それは、ヒアリング時の「担当者からの質問内容」です。
ダメな担当者の質問
- 「どんなデザインが好きですか?」
- 「何ページくらい作りたいですか?」
- 「参考になるサイトはありますか?」
これらは、御社に「答え」を求めています。彼らは「作業代行者」です。
優秀な担当者の質問
- 「今回、なぜリニューアルしようと思ったのですか?(経営課題の特定)」
- 「御社のサービスの強みや、競合との違いは何ですか?(USPの発見)」
- 「サイト公開後、問い合わせを月に何件獲得したいですか?(目標設定)」
彼らは、御社のビジネスを成功させるための「コンサルタント」です。
Webサイトは作って終わりではありません。ビジネスの課題を解決するためのツールです。
「デザイン」の話よりも先に「ビジネス」の話をしてくれる担当者こそ、信頼に値します。
6. フリーランス vs 制作会社、どっちに見積もる?
相見積もりの相手を誰にするかも重要です。
コスト重視なら「フリーランス」
- メリット: とにかく安い。制作会社の見積もりの半額以下になることも。
- デメリット: 品質の当たり外れが大きい。病気などで連絡が途絶えるリスクがある。

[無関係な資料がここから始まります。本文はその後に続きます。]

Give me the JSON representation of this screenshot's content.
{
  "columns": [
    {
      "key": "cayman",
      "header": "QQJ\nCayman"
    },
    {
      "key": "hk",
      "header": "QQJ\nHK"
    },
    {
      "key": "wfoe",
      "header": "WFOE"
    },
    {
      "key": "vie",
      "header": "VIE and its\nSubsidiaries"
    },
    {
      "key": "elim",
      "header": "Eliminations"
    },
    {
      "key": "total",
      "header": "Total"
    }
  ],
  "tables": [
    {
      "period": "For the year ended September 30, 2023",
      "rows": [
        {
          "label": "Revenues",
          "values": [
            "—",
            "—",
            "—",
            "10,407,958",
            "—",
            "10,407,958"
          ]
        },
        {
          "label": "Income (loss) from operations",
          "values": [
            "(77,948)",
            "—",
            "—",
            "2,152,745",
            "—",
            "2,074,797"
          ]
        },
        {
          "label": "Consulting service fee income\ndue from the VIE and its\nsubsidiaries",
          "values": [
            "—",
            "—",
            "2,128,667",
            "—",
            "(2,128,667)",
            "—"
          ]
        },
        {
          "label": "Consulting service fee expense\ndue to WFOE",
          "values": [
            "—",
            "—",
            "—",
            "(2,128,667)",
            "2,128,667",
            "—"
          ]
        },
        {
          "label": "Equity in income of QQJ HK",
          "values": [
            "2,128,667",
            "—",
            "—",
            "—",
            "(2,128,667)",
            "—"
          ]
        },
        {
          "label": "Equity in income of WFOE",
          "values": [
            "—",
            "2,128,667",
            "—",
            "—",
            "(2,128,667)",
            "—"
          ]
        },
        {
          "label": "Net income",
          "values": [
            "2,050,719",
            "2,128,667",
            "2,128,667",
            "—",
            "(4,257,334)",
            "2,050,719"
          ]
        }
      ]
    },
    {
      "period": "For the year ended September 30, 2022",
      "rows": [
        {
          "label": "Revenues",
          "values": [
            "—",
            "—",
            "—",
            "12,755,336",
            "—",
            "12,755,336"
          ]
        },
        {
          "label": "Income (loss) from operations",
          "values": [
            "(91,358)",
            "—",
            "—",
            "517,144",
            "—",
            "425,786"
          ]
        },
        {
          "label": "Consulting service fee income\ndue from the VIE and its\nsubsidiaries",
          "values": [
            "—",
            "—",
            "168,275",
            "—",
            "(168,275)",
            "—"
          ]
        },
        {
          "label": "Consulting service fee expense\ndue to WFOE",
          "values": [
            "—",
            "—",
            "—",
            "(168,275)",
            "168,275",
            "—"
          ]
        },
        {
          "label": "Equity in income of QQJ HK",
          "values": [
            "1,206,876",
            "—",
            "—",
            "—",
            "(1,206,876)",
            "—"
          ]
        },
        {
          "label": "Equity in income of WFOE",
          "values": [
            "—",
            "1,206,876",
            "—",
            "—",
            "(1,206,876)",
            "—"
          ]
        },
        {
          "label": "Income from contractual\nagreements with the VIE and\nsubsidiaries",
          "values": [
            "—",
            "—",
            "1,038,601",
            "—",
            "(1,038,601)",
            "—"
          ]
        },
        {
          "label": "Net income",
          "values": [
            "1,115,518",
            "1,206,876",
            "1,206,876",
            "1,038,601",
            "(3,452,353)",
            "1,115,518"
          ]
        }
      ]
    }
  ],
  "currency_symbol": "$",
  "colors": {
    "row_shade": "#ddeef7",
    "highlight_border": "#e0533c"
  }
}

- 向いている人: 名刺代わりのサイトでいい、予算がない、知人の紹介など信頼できる個人がいる。
安心と品質重視なら「制作会社」
- メリット: チームで動くため品質が安定している。倒産リスクが低く、長く付き合える。
- デメリット: 費用が高い。
- 向いている人: Webを集客の柱にしたい、失敗したくない、法人間取引を重視する。
おすすめは、「制作会社2社、実績のあるフリーランス1人」の計3社程度に声をかけることです。
選択肢の幅が広がり、自社に最適な相場感が見えてきます。
7. まとめ:見積書は「ラブレター」である
最後までお読みいただき、ありがとうございます。
相見積もりは、単なる「価格競争」ではありません。
制作会社からの見積書や提案書は、「私たちは御社のビジネスをここまで理解し、こうやって成功させます」というラブレターです。
金額の安さだけに目を奪われないでください。
「一式」で片付けず、細部まで丁寧に記載されているか。
こちらの要望(RFP)に対して、プロとしての+αの提案があるか。
見積書の行間には、その会社の「誠実さ」と「熱量」が表れます。
- 曖昧な依頼をせず、RFP(要望書)を用意する。
- 予算は正直に伝え、その中でのベスト提案を求める。
- 金額だけでなく、担当者の「質問力」と「提案内容」で選ぶ。
この3つを守れば、相見積もりは必ず成功します。
「一番安い会社」ではなく、「一番信頼できるパートナー」を選んでください。
Webサイトは、完成してから数年間、御社の顔として24時間働き続ける大切な資産です。
この記事が、御社にとって最高のパートナーと出会うための羅針盤となることを、心より願っております。
【編集後記】
余談ですが、「他社さんの見積もりが30万円だったから、お宅も30万円にしてよ」という値引き交渉は、あまりおすすめしません。
制作会社も人間です。「価格」だけで叩かれると、モチベーションが下がりますし、見えない部分(品質)を削らざるを得なくなります。
「あなたの提案が一番良かった。予算が少しオーバーしているんだけど、どこか調整して契約できないか?」
と相談されれば、私たちは意気に感じて、何とか知恵を絞ろうとします。
良い仕事は、良い関係性から生まれます。ぜひ、素敵なパートナーシップを築いてください!